Alzóse un día en la ciudad santa un interesante rumor, que llegó hasta los oídos del asceta. Un elevado personaje, uno de los hombres más ilustres, el prefecto de la flota de Alejandría, Lucio Aurelio Cotta, va a llegar, viene, se aproxima.

La noticia era exacta. El viejo Cotta, salido para inspeccionar los canales y la navegación del Nilo, había manifestado en varias ocasiones el deseo de ver al estilita y la nueva ciudad, a la que daban el nombre de Estilópolis. Una mañana, los estilopolitaons vieron el río cubierto de velas. A bordo de una galera dorada, y revestido de púrpura, apareció Cotta, seguido de su flotilla. Echó pie a tierra y se adelantó con un secretario, que llevaba sus tablillas, y su médico, Aristeo, con quien le agradaba conversar.

Tras él iba su séquito numeroso, y la plaza se cubrió de túnicas y de distintivos militares. A poca distancia de la columna se detuvo y fijó la mirada en el estilita, a la vez que enjugaba el sudor de su frente con un pliegue de la toga.

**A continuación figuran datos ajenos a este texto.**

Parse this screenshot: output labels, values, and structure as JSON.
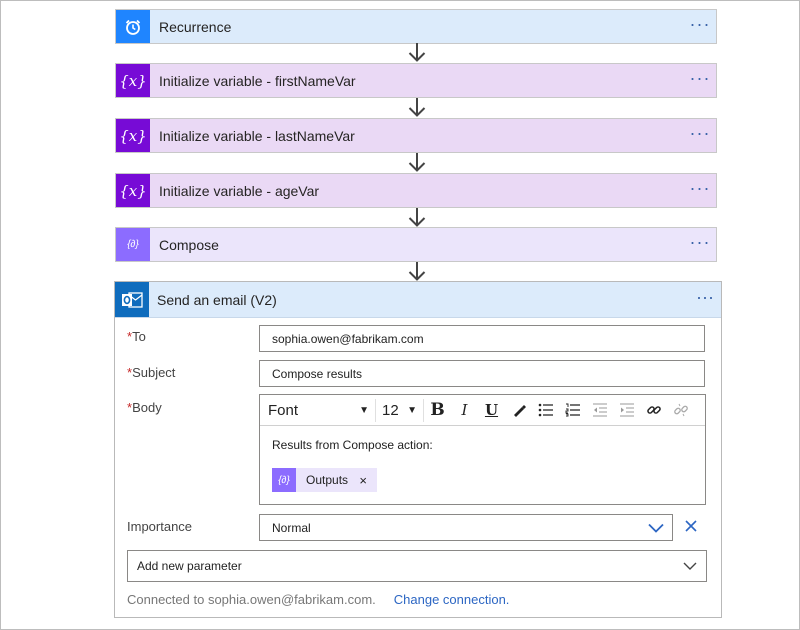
{
  "steps": [
    {
      "title": "Recurrence",
      "icon": "alarm-clock-icon",
      "color": "#1f85ff"
    },
    {
      "title": "Initialize variable - firstNameVar",
      "icon": "variable-icon",
      "color": "#770bd6"
    },
    {
      "title": "Initialize variable - lastNameVar",
      "icon": "variable-icon",
      "color": "#770bd6"
    },
    {
      "title": "Initialize variable - ageVar",
      "icon": "variable-icon",
      "color": "#770bd6"
    },
    {
      "title": "Compose",
      "icon": "compose-icon",
      "color": "#8c6cff"
    }
  ],
  "more_glyph": "···",
  "variable_glyph": "{x}",
  "compose_glyph": "{∂}",
  "email": {
    "title": "Send an email (V2)",
    "icon": "outlook-icon",
    "to_label": "To",
    "to_value": "sophia.owen@fabrikam.com",
    "subject_label": "Subject",
    "subject_value": "Compose results",
    "body_label": "Body",
    "required_mark": "*",
    "toolbar": {
      "font": "Font",
      "size": "12",
      "bold": "B",
      "italic": "I",
      "underline": "U"
    },
    "body_text": "Results from Compose action:",
    "token_label": "Outputs",
    "token_remove": "×",
    "importance_label": "Importance",
    "importance_value": "Normal",
    "add_parameter": "Add new parameter",
    "connected_text": "Connected to sophia.owen@fabrikam.com.",
    "change_connection": "Change connection."
  },
  "colors": {
    "accent": "#2c66c3",
    "required": "#c62828",
    "outlook": "#0f6cbd"
  }
}
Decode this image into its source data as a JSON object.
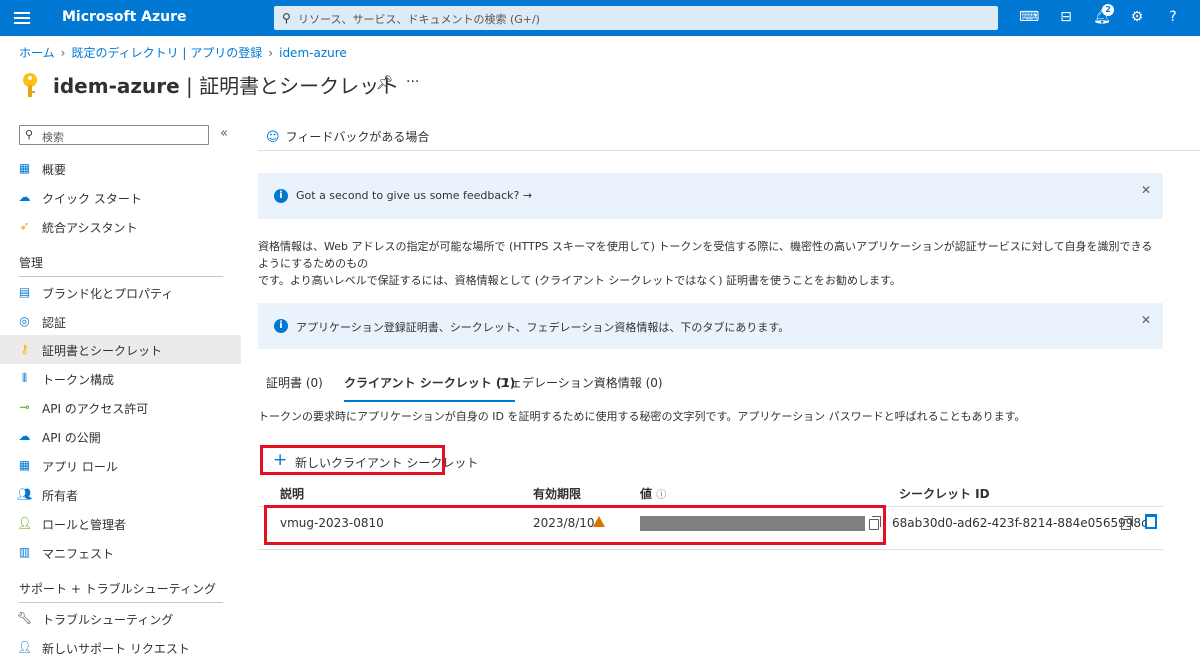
{
  "topbar": {
    "brand": "Microsoft Azure",
    "search_placeholder": "リソース、サービス、ドキュメントの検索 (G+/)",
    "notification_count": "2",
    "color": "#0078d4"
  },
  "breadcrumb": {
    "items": [
      "ホーム",
      "既定のディレクトリ | アプリの登録",
      "idem-azure"
    ]
  },
  "header": {
    "title_app": "idem-azure",
    "title_sep": " | ",
    "title_page": "証明書とシークレット",
    "more": "···"
  },
  "sidebar": {
    "search_placeholder": "検索",
    "collapse": "«",
    "items": [
      {
        "label": "概要",
        "icon": "overview-icon"
      },
      {
        "label": "クイック スタート",
        "icon": "quickstart-icon"
      },
      {
        "label": "統合アシスタント",
        "icon": "rocket-icon"
      }
    ],
    "section_manage": "管理",
    "manage_items": [
      {
        "label": "ブランド化とプロパティ",
        "icon": "branding-icon"
      },
      {
        "label": "認証",
        "icon": "auth-icon"
      },
      {
        "label": "証明書とシークレット",
        "icon": "key-icon"
      },
      {
        "label": "トークン構成",
        "icon": "token-icon"
      },
      {
        "label": "API のアクセス許可",
        "icon": "api-permission-icon"
      },
      {
        "label": "API の公開",
        "icon": "cloud-icon"
      },
      {
        "label": "アプリ ロール",
        "icon": "app-roles-icon"
      },
      {
        "label": "所有者",
        "icon": "owners-icon"
      },
      {
        "label": "ロールと管理者",
        "icon": "roles-admins-icon"
      },
      {
        "label": "マニフェスト",
        "icon": "manifest-icon"
      }
    ],
    "section_support": "サポート + トラブルシューティング",
    "support_items": [
      {
        "label": "トラブルシューティング",
        "icon": "wrench-icon"
      },
      {
        "label": "新しいサポート リクエスト",
        "icon": "support-icon"
      }
    ]
  },
  "main": {
    "feedback_link": "フィードバックがある場合",
    "info1": "Got a second to give us some feedback? →",
    "description_line1": "資格情報は、Web アドレスの指定が可能な場所で (HTTPS スキーマを使用して) トークンを受信する際に、機密性の高いアプリケーションが認証サービスに対して自身を識別できるようにするためのもの",
    "description_line2": "です。より高いレベルで保証するには、資格情報として (クライアント シークレットではなく) 証明書を使うことをお勧めします。",
    "info2": "アプリケーション登録証明書、シークレット、フェデレーション資格情報は、下のタブにあります。",
    "tabs": [
      "証明書 (0)",
      "クライアント シークレット (1)",
      "フェデレーション資格情報 (0)"
    ],
    "tab_description": "トークンの要求時にアプリケーションが自身の ID を証明するために使用する秘密の文字列です。アプリケーション パスワードと呼ばれることもあります。",
    "new_secret_button": "新しいクライアント シークレット",
    "table": {
      "headers": [
        "説明",
        "有効期限",
        "値",
        "シークレット ID"
      ],
      "rows": [
        {
          "description": "vmug-2023-0810",
          "expires": "2023/8/10",
          "value": "",
          "secret_id": "68ab30d0-ad62-423f-8214-884e0565998c"
        }
      ]
    }
  }
}
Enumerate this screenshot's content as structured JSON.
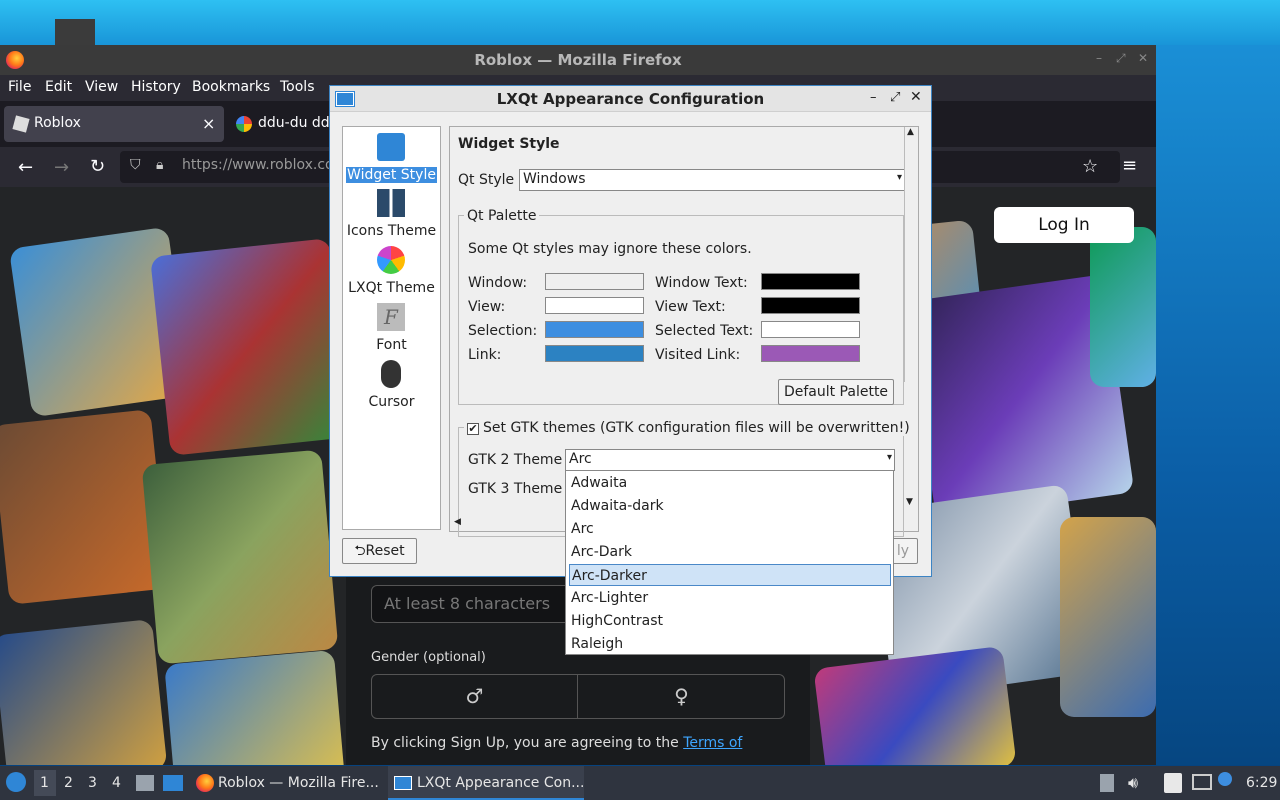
{
  "firefox": {
    "title": "Roblox — Mozilla Firefox",
    "menu": [
      "File",
      "Edit",
      "View",
      "History",
      "Bookmarks",
      "Tools"
    ],
    "tabs": [
      {
        "label": "Roblox",
        "close": "×"
      },
      {
        "label": "ddu-du dd"
      }
    ],
    "url": "https://www.roblox.co",
    "page": {
      "login": "Log In",
      "password_placeholder": "At least 8 characters",
      "gender_label": "Gender (optional)",
      "terms_text": "By clicking Sign Up, you are agreeing to the ",
      "terms_link": "Terms of"
    }
  },
  "dialog": {
    "title": "LXQt Appearance Configuration",
    "sidebar": [
      {
        "label": "Widget Style",
        "icon": "widget-style-icon"
      },
      {
        "label": "Icons Theme",
        "icon": "icons-theme-icon"
      },
      {
        "label": "LXQt Theme",
        "icon": "lxqt-theme-icon"
      },
      {
        "label": "Font",
        "icon": "font-icon"
      },
      {
        "label": "Cursor",
        "icon": "cursor-icon"
      }
    ],
    "heading": "Widget Style",
    "qt_style_label": "Qt Style",
    "qt_style_value": "Windows",
    "palette_group": "Qt Palette",
    "palette_note": "Some Qt styles may ignore these colors.",
    "palette": {
      "window": {
        "label": "Window:",
        "color": "#efefef"
      },
      "view": {
        "label": "View:",
        "color": "#ffffff"
      },
      "selection": {
        "label": "Selection:",
        "color": "#3d8ee0"
      },
      "link": {
        "label": "Link:",
        "color": "#2c82c2"
      },
      "window_text": {
        "label": "Window Text:",
        "color": "#000000"
      },
      "view_text": {
        "label": "View Text:",
        "color": "#000000"
      },
      "selected_text": {
        "label": "Selected Text:",
        "color": "#ffffff"
      },
      "visited_link": {
        "label": "Visited Link:",
        "color": "#9b59b6"
      }
    },
    "default_palette": "Default Palette",
    "gtk_checkbox": "Set GTK themes (GTK configuration files will be overwritten!)",
    "gtk2_label": "GTK 2 Theme",
    "gtk2_value": "Arc",
    "gtk3_label": "GTK 3 Theme",
    "gtk2_options": [
      "Adwaita",
      "Adwaita-dark",
      "Arc",
      "Arc-Dark",
      "Arc-Darker",
      "Arc-Lighter",
      "HighContrast",
      "Raleigh"
    ],
    "gtk2_highlighted": "Arc-Darker",
    "reset": "Reset",
    "apply_partial": "ly"
  },
  "taskbar": {
    "workspaces": [
      "1",
      "2",
      "3",
      "4"
    ],
    "tasks": [
      {
        "label": "Roblox — Mozilla Fire..."
      },
      {
        "label": "LXQt Appearance Con..."
      }
    ],
    "clock": "6:29"
  }
}
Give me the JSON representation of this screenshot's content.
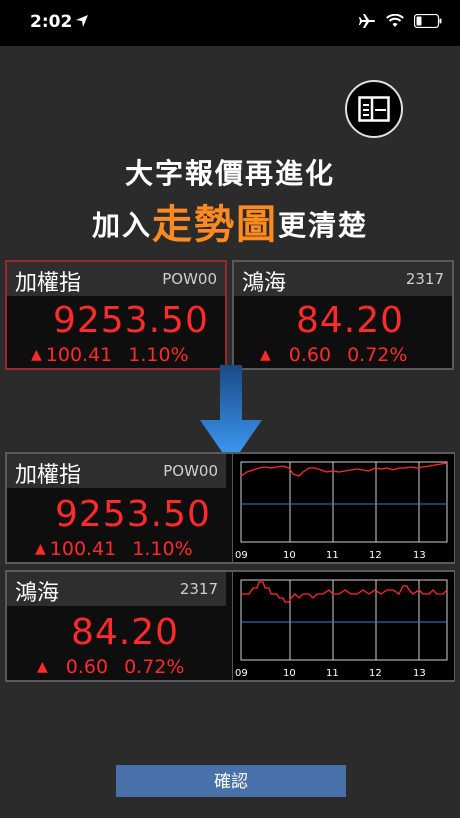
{
  "status": {
    "time": "2:02"
  },
  "headline": {
    "line1": "大字報價再進化",
    "line2_prefix": "加入",
    "line2_accent": "走勢圖",
    "line2_suffix": "更清楚"
  },
  "cards_top": [
    {
      "name": "加權指",
      "code": "POW00",
      "price": "9253.50",
      "change": "100.41",
      "percent": "1.10%"
    },
    {
      "name": "鴻海",
      "code": "2317",
      "price": "84.20",
      "change": "0.60",
      "percent": "0.72%"
    }
  ],
  "cards_bottom": [
    {
      "name": "加權指",
      "code": "POW00",
      "price": "9253.50",
      "change": "100.41",
      "percent": "1.10%"
    },
    {
      "name": "鴻海",
      "code": "2317",
      "price": "84.20",
      "change": "0.60",
      "percent": "0.72%"
    }
  ],
  "chart_ticks": [
    "09",
    "10",
    "11",
    "12",
    "13"
  ],
  "colors": {
    "up": "#ff2a2a",
    "accent": "#ff8a1f",
    "button": "#4771a8"
  },
  "confirm_label": "確認"
}
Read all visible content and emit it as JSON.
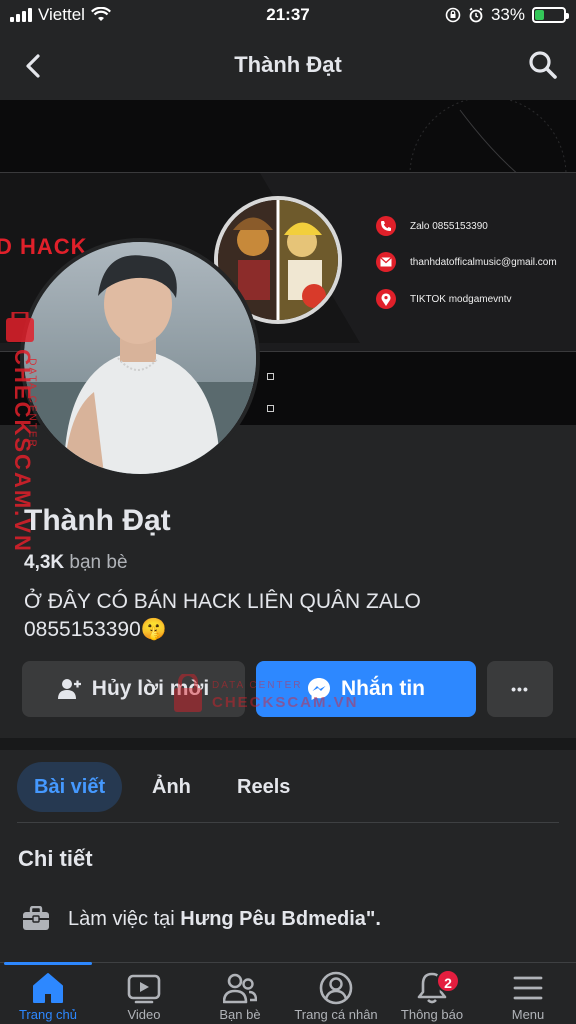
{
  "status_bar": {
    "carrier": "Viettel",
    "time": "21:37",
    "battery": "33%",
    "battery_level": 0.33
  },
  "header": {
    "title": "Thành Đạt"
  },
  "cover": {
    "banner_text": "D HACK",
    "contacts": [
      {
        "icon": "phone-icon",
        "text": "Zalo 0855153390"
      },
      {
        "icon": "mail-icon",
        "text": "thanhdatofficalmusic@gmail.com"
      },
      {
        "icon": "location-icon",
        "text": "TIKTOK modgamevntv"
      }
    ]
  },
  "watermark": {
    "brand": "CHECKSCAM.VN",
    "sub": "DATA CENTER"
  },
  "profile": {
    "name": "Thành Đạt",
    "friends_count": "4,3K",
    "friends_label": "bạn bè",
    "bio": "Ở ĐÂY CÓ BÁN HACK LIÊN QUÂN ZALO 0855153390🤫"
  },
  "actions": {
    "cancel_request": "Hủy lời mời",
    "message": "Nhắn tin",
    "more": "•••"
  },
  "tabs": [
    {
      "label": "Bài viết",
      "active": true
    },
    {
      "label": "Ảnh",
      "active": false
    },
    {
      "label": "Reels",
      "active": false
    }
  ],
  "details": {
    "title": "Chi tiết",
    "work_prefix": "Làm việc tại ",
    "work_place": "Hưng Pêu Bdmedia\"."
  },
  "bottom_nav": [
    {
      "label": "Trang chủ",
      "icon": "home-icon",
      "active": true
    },
    {
      "label": "Video",
      "icon": "video-icon",
      "active": false
    },
    {
      "label": "Bạn bè",
      "icon": "friends-icon",
      "active": false
    },
    {
      "label": "Trang cá nhân",
      "icon": "profile-icon",
      "active": false
    },
    {
      "label": "Thông báo",
      "icon": "bell-icon",
      "active": false,
      "badge": "2"
    },
    {
      "label": "Menu",
      "icon": "menu-icon",
      "active": false
    }
  ],
  "colors": {
    "background": "#242526",
    "accent": "#2d88ff",
    "badge": "#e41e3f",
    "watermark": "#e0202a"
  }
}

Era un espíritu curioso, y muy observador en sus largos viajes. Acariciaba los recuerdos, y tenía el propósito de escribir, después de la Historia púnica, un libro que refiriera todo lo digno de recordación que había observado. Pareció que le interesaba mucho el espectáculo que tenía ante los ojos.

—¡Esto es algo muy singular! —decía, mientras sudaba y resoplaba—. Y, circunstancia digna de ser anotada, ese hombre fue mi huésped. Sí. Ese monje cenó en mi casa el año pasado, y después raptó a una comedianta.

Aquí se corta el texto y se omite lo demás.